Хоть и не полагается нежити в человечью душу лезть, но если беда большая, такие вещи забываются. Банек глянул с прищуром в Ленкину душу, да так и сел. Никто бабу не калечил, сама себя изурочила, вставив в причинное место пружину, чтобы можно было спать с мужиками, не боясь оказаться в тягости. Надо же такое придумать – баба на пружинах! Тьфу, и глаза бы не смотрели!

Банек как ошпаренный вылетел в предбанник, забился под диван. Надо же, до какой срамоты дожил! Конечно, и прежде бывало всякое, когда двое любятся, о детишках они думают редко, им больше удовольствиев хочется. Потому случалось, что согрешившие девки опосля руки на себя накладывали или выводили нерожденное дитя. Девки вешаются редко, это занятие мужское, девки чаще топятся. Смертным делам ни овинник, в чьих владениях удавленников находят, ни омутинник, которому достаются утопленницы, не мешают. Коли не может человек жить, пусть становится нежитью. А вот ребенка вывести – грех непрощаемый, мстят за него жестоко. Знахарки, которые такими делами промышляют, знают это и боятся запечных хозяев пуще огня. Беззаконная знахарка шагу не шагнет без креста и молитвы, хоть и понимает, что все одно и по новой вере быть ей у черта на вилах. Но уж лучше черт, чем оскорбленный домовой. Черта еще, может, и вовсе нет, а домовой с банником – вот они!

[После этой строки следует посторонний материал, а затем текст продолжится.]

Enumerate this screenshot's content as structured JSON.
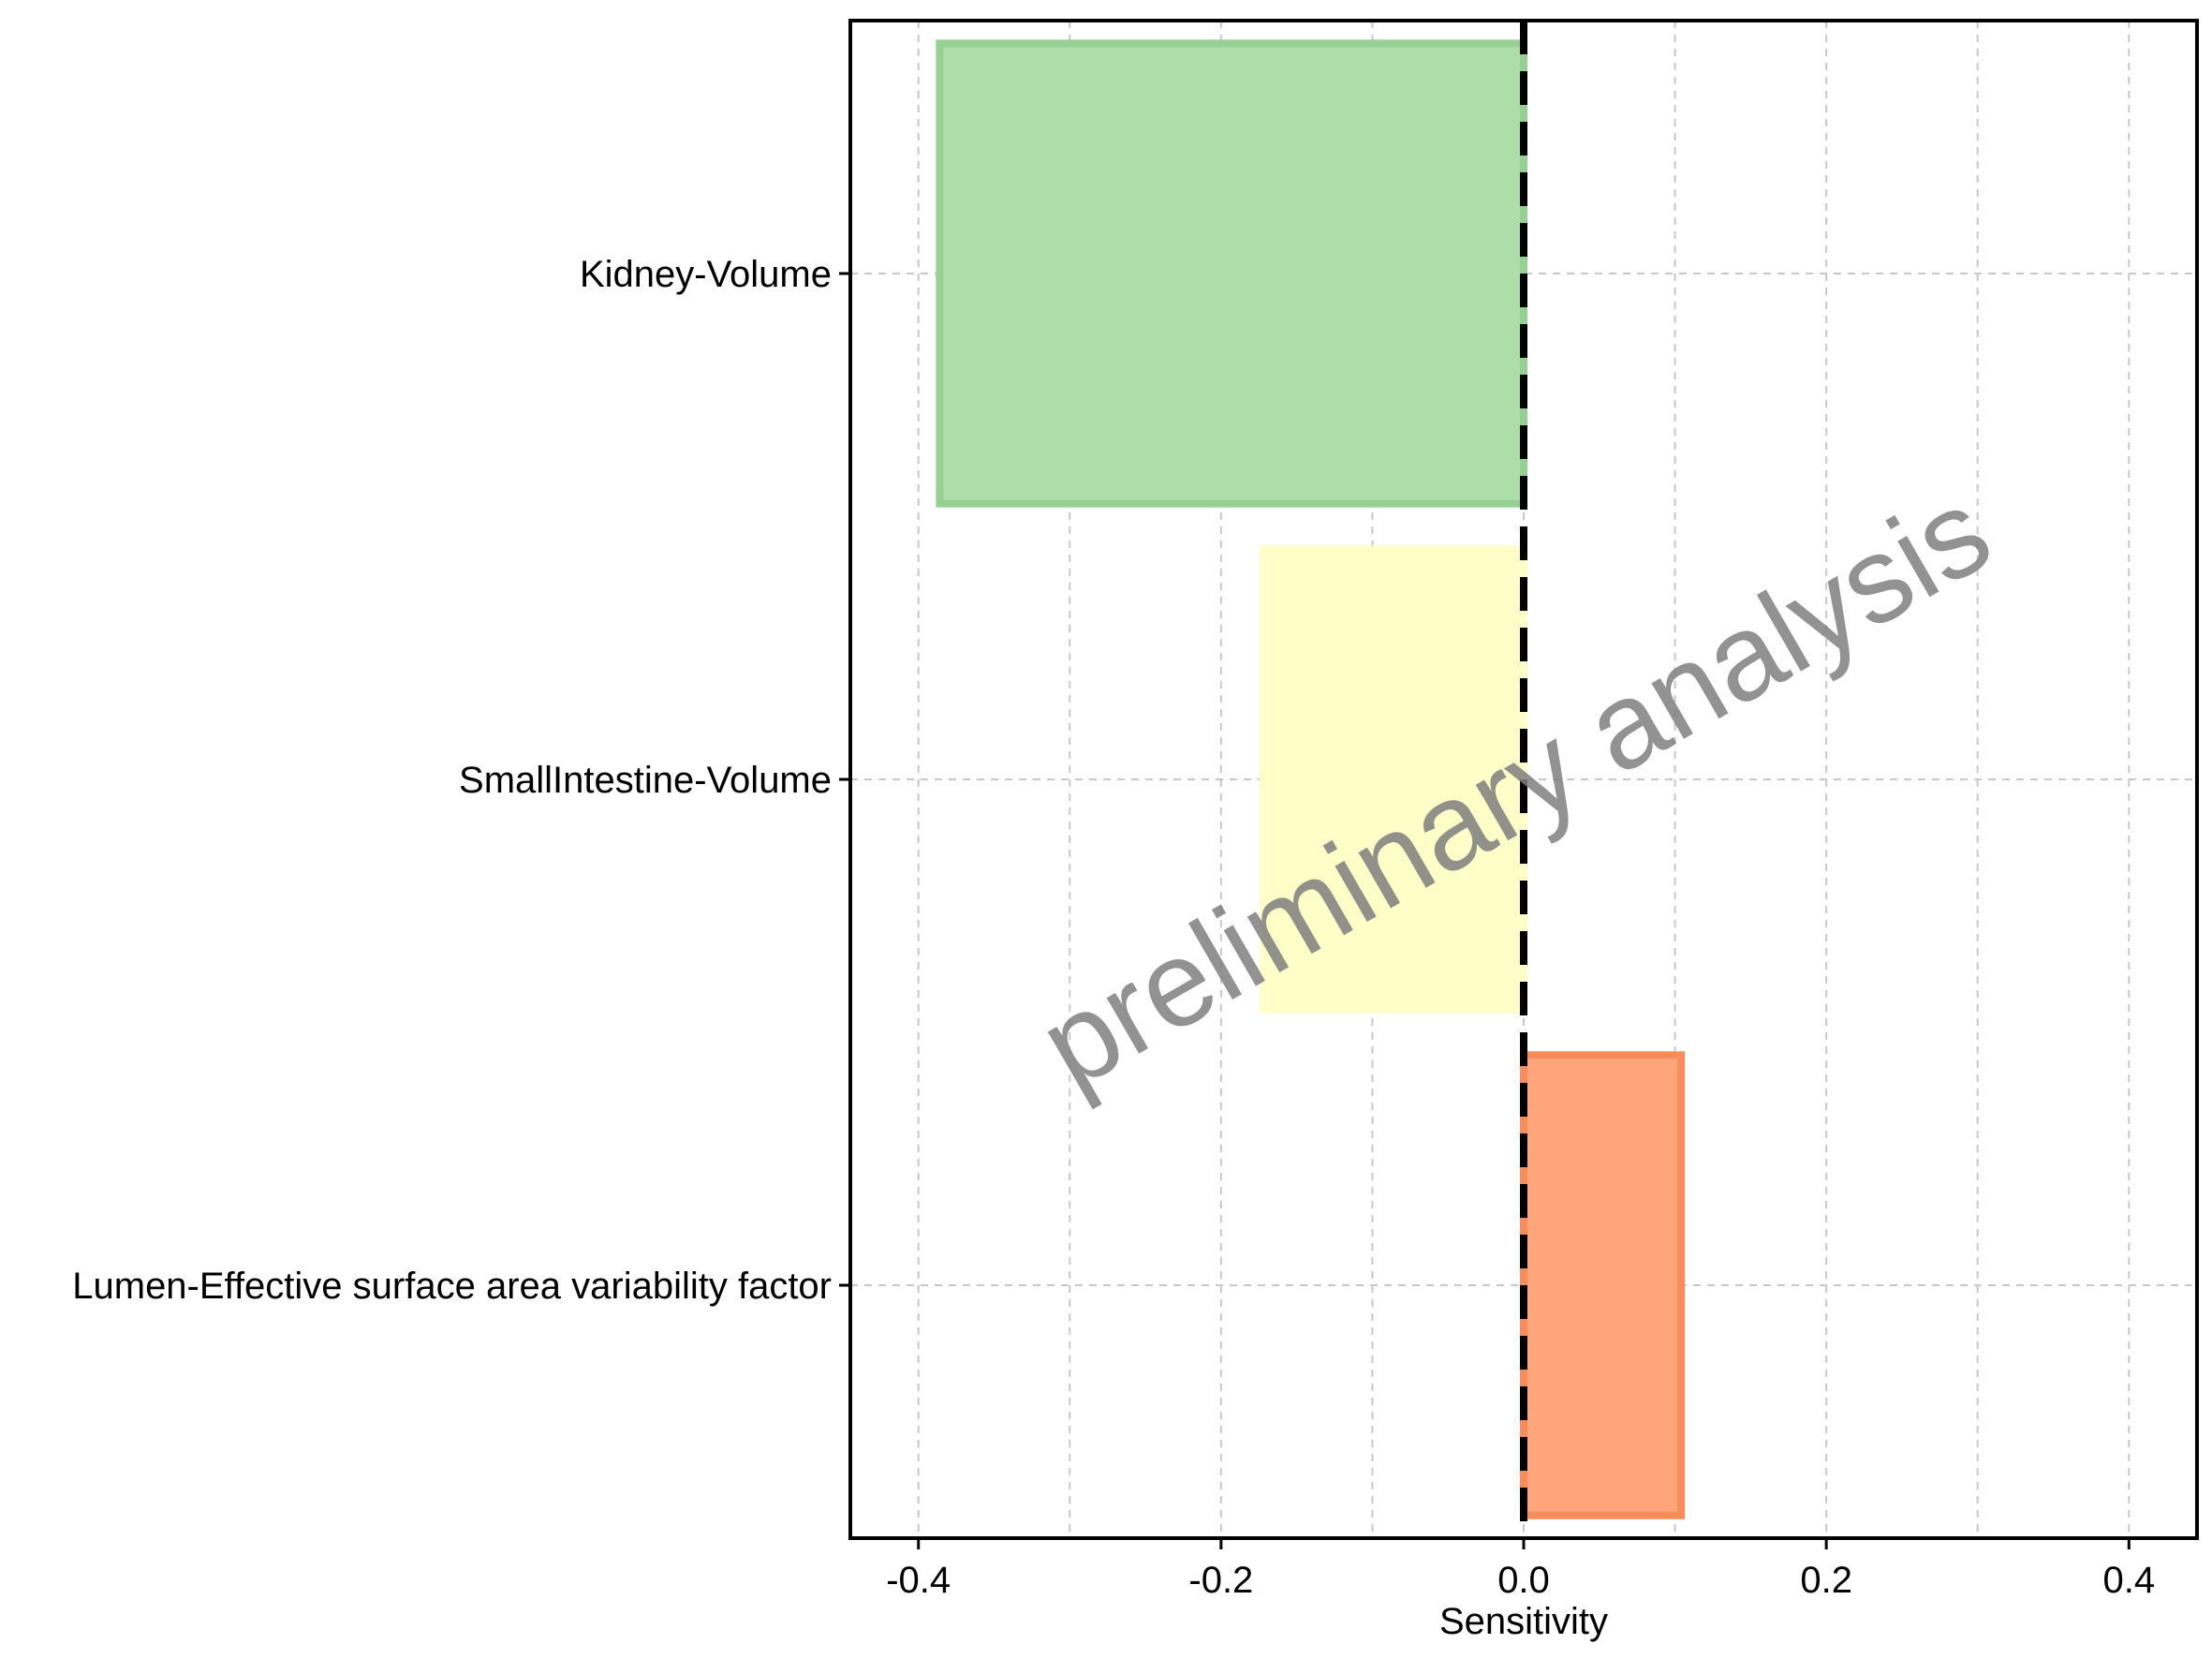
{
  "chart_data": {
    "type": "bar",
    "orientation": "horizontal",
    "title": "",
    "xlabel": "Sensitivity",
    "ylabel": "",
    "xlim": [
      -0.445,
      0.445
    ],
    "x_ticks": [
      -0.4,
      -0.2,
      0.0,
      0.2,
      0.4
    ],
    "x_tick_labels": [
      "-0.4",
      "-0.2",
      "0.0",
      "0.2",
      "0.4"
    ],
    "x_minor_grid": [
      -0.3,
      -0.1,
      0.1,
      0.3
    ],
    "grid": true,
    "reference_line": 0.0,
    "categories": [
      "Kidney-Volume",
      "SmallIntestine-Volume",
      "Lumen-Effective surface area variability factor"
    ],
    "values": [
      -0.386,
      -0.172,
      0.104
    ],
    "bar_fill_colors": [
      "#addeaa",
      "#fffdc8",
      "#fea57c"
    ],
    "bar_edge_colors": [
      "#96d193",
      "#fffdc8",
      "#f98c59"
    ],
    "watermark": "preliminary analysis"
  }
}
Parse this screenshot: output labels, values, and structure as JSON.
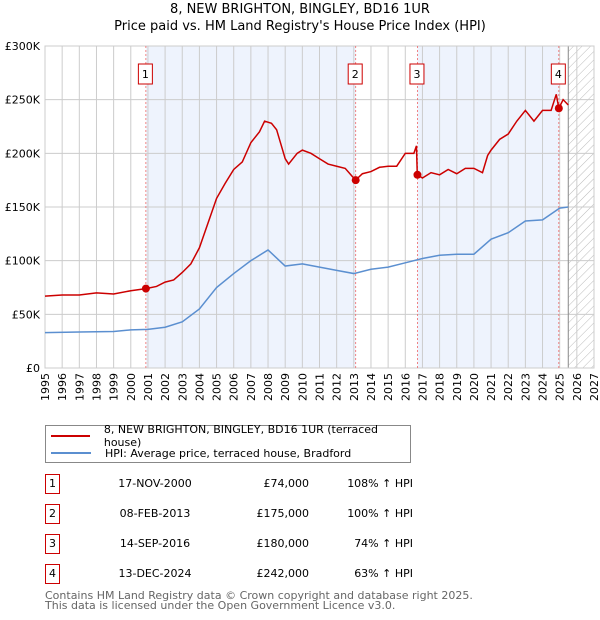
{
  "chart_data": {
    "type": "line",
    "title": "8, NEW BRIGHTON, BINGLEY, BD16 1UR",
    "subtitle": "Price paid vs. HM Land Registry's House Price Index (HPI)",
    "xlim": [
      1995,
      2027
    ],
    "ylim": [
      0,
      300000
    ],
    "x_ticks": [
      "1995",
      "1996",
      "1997",
      "1998",
      "1999",
      "2000",
      "2001",
      "2002",
      "2003",
      "2004",
      "2005",
      "2006",
      "2007",
      "2008",
      "2009",
      "2010",
      "2011",
      "2012",
      "2013",
      "2014",
      "2015",
      "2016",
      "2017",
      "2018",
      "2019",
      "2020",
      "2021",
      "2022",
      "2023",
      "2024",
      "2025",
      "2026",
      "2027"
    ],
    "y_ticks": [
      {
        "v": 0,
        "label": "£0"
      },
      {
        "v": 50000,
        "label": "£50K"
      },
      {
        "v": 100000,
        "label": "£100K"
      },
      {
        "v": 150000,
        "label": "£150K"
      },
      {
        "v": 200000,
        "label": "£200K"
      },
      {
        "v": 250000,
        "label": "£250K"
      },
      {
        "v": 300000,
        "label": "£300K"
      }
    ],
    "grid": true,
    "forecast_from": 2025.5,
    "series": [
      {
        "name": "8, NEW BRIGHTON, BINGLEY, BD16 1UR (terraced house)",
        "color": "#cc0000",
        "points": [
          [
            1995,
            67000
          ],
          [
            1996,
            68000
          ],
          [
            1997,
            68000
          ],
          [
            1998,
            70000
          ],
          [
            1999,
            69000
          ],
          [
            2000,
            72000
          ],
          [
            2000.88,
            74000
          ],
          [
            2001.5,
            76000
          ],
          [
            2002,
            80000
          ],
          [
            2002.5,
            82000
          ],
          [
            2003,
            89000
          ],
          [
            2003.5,
            97000
          ],
          [
            2004,
            112000
          ],
          [
            2004.5,
            135000
          ],
          [
            2005,
            158000
          ],
          [
            2005.5,
            172000
          ],
          [
            2006,
            185000
          ],
          [
            2006.5,
            192000
          ],
          [
            2007,
            210000
          ],
          [
            2007.5,
            220000
          ],
          [
            2007.8,
            230000
          ],
          [
            2008.2,
            228000
          ],
          [
            2008.5,
            222000
          ],
          [
            2009,
            195000
          ],
          [
            2009.2,
            190000
          ],
          [
            2009.7,
            200000
          ],
          [
            2010,
            203000
          ],
          [
            2010.5,
            200000
          ],
          [
            2011,
            195000
          ],
          [
            2011.5,
            190000
          ],
          [
            2012,
            188000
          ],
          [
            2012.5,
            186000
          ],
          [
            2013.1,
            175000
          ],
          [
            2013.5,
            181000
          ],
          [
            2014,
            183000
          ],
          [
            2014.5,
            187000
          ],
          [
            2015,
            188000
          ],
          [
            2015.5,
            188000
          ],
          [
            2016,
            200000
          ],
          [
            2016.5,
            200000
          ],
          [
            2016.65,
            207000
          ],
          [
            2016.7,
            180000
          ],
          [
            2017,
            177000
          ],
          [
            2017.5,
            182000
          ],
          [
            2018,
            180000
          ],
          [
            2018.5,
            185000
          ],
          [
            2019,
            181000
          ],
          [
            2019.5,
            186000
          ],
          [
            2020,
            186000
          ],
          [
            2020.5,
            182000
          ],
          [
            2020.8,
            198000
          ],
          [
            2021,
            203000
          ],
          [
            2021.5,
            213000
          ],
          [
            2022,
            218000
          ],
          [
            2022.5,
            230000
          ],
          [
            2023,
            240000
          ],
          [
            2023.5,
            230000
          ],
          [
            2024,
            240000
          ],
          [
            2024.5,
            240000
          ],
          [
            2024.8,
            255000
          ],
          [
            2024.95,
            242000
          ],
          [
            2025.2,
            250000
          ],
          [
            2025.5,
            245000
          ]
        ]
      },
      {
        "name": "HPI: Average price, terraced house, Bradford",
        "color": "#5b8fd0",
        "points": [
          [
            1995,
            33000
          ],
          [
            1997,
            33500
          ],
          [
            1999,
            34000
          ],
          [
            2000,
            35500
          ],
          [
            2001,
            36000
          ],
          [
            2002,
            38000
          ],
          [
            2003,
            43000
          ],
          [
            2004,
            55000
          ],
          [
            2005,
            75000
          ],
          [
            2006,
            88000
          ],
          [
            2007,
            100000
          ],
          [
            2008,
            110000
          ],
          [
            2009,
            95000
          ],
          [
            2010,
            97000
          ],
          [
            2011,
            94000
          ],
          [
            2012,
            91000
          ],
          [
            2013,
            88000
          ],
          [
            2014,
            92000
          ],
          [
            2015,
            94000
          ],
          [
            2016,
            98000
          ],
          [
            2017,
            102000
          ],
          [
            2018,
            105000
          ],
          [
            2019,
            106000
          ],
          [
            2020,
            106000
          ],
          [
            2021,
            120000
          ],
          [
            2022,
            126000
          ],
          [
            2023,
            137000
          ],
          [
            2024,
            138000
          ],
          [
            2025,
            149000
          ],
          [
            2025.5,
            150000
          ]
        ]
      }
    ],
    "sales": [
      {
        "n": "1",
        "x": 2000.88,
        "price": 74000,
        "date": "17-NOV-2000",
        "price_label": "£74,000",
        "hpi": "108% ↑ HPI"
      },
      {
        "n": "2",
        "x": 2013.11,
        "price": 175000,
        "date": "08-FEB-2013",
        "price_label": "£175,000",
        "hpi": "100% ↑ HPI"
      },
      {
        "n": "3",
        "x": 2016.71,
        "price": 180000,
        "date": "14-SEP-2016",
        "price_label": "£180,000",
        "hpi": "74% ↑ HPI"
      },
      {
        "n": "4",
        "x": 2024.95,
        "price": 242000,
        "date": "13-DEC-2024",
        "price_label": "£242,000",
        "hpi": "63% ↑ HPI"
      }
    ]
  },
  "footer": {
    "line1": "Contains HM Land Registry data © Crown copyright and database right 2025.",
    "line2": "This data is licensed under the Open Government Licence v3.0."
  }
}
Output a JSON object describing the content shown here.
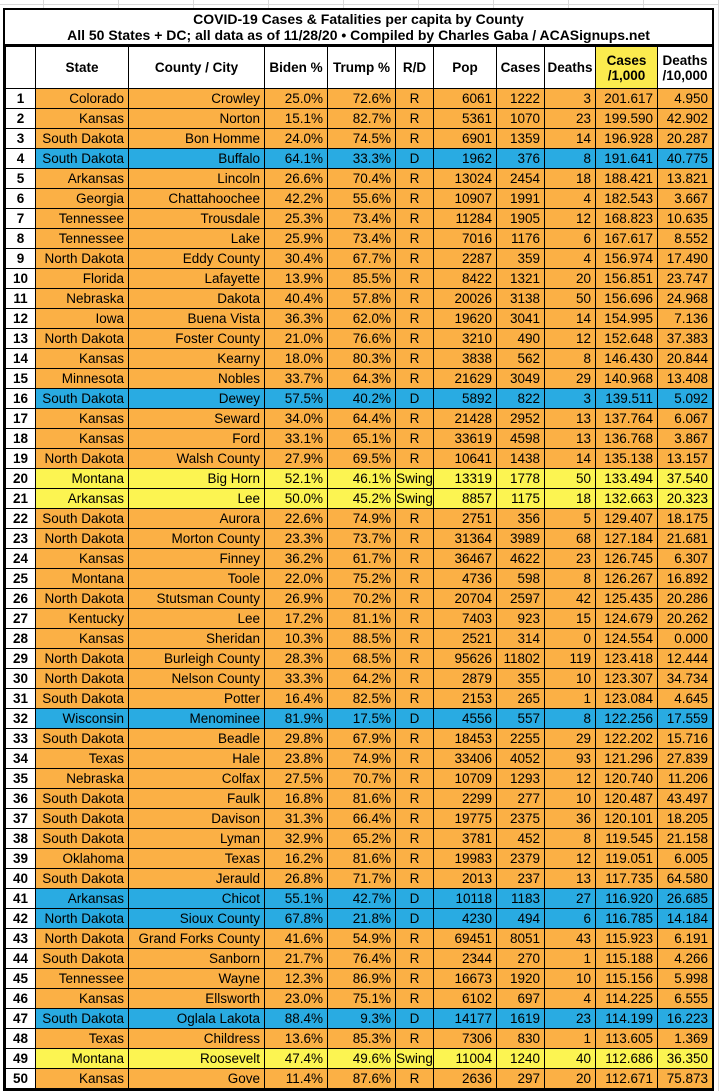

Но как бы то ни было, прежде на такое только с великого горя решались, со слезами и кровью. А тут холодным разумом решено: дескать, нет ничего, и не надо. Только что же это за любовь получается? Дерготня одна на пружинах… Когда люди пожилые в постели обнимутся, им это память и отзвук былого. Ежели женщина неплодна – это горе, хуже которого не бывает – такую и муж бросит, и люди не щадят, кому она нужна, пустобрюхая? Но чтобы здоровая баба сама себе такую долю выбрала? Да ради чего? Ради постельных утех! Это уже не любовь получается, а разврат, заграничный голый секс. А что развратничают муж с женой, так это еще хуже. Шалаву безмужнюю хотя бы понять можно и пожалеть. А с этой что делать?

Сто раз Банек порывался вскочить, ворваться в парилку и учинить над негожами расправу. Обоих придушить… муж небось тоже виноват, мог бы жену в разум привести, прикрикнуть, а то и прибить побольней: что же ты вытворяешь, дурища, ведь из-за твоих дел и я страдаю, люди будут думать, что я и не мужик вовсе, раз от меня дети не родятся!

Все же удержался, не стал горячки пороть. Головы дуракам оторвать легко, но назад даже самую дурацкую башку не приколотишь. Думал Банек целую неделю, как поступить с Виталиком и бабой его, когда они в следующий раз париться придут. А они не пришли, уехали в свой город. Так что думал Банек без малого еще целый год. Крепко думал и наконец выдумал, как беду исправить и чтобы все живы остались.

На следующий год Виталик приехал в деревню один. Елена то ли не смогла отпроситься на работе, то ли просто упрыгала куда-то вместе со своей пружиной. Так оно и к лучшему, мешать не будет.

В первый же день Виталий спроворился в баню, соскучал за зиму по настоящей парилке. Таскал с криницы воду, немузыкально порыкивая: «Истопи ты мне баньку по-белому!..» – и, возвращаясь с ведрами, у самых банных дверей столкнулся с дальней своей родственницей, которую, как и Виталикову жену, звали Леной. Было Лене семнадцать годочков, школу она уже бросила и училась в райцентре на парикмахера.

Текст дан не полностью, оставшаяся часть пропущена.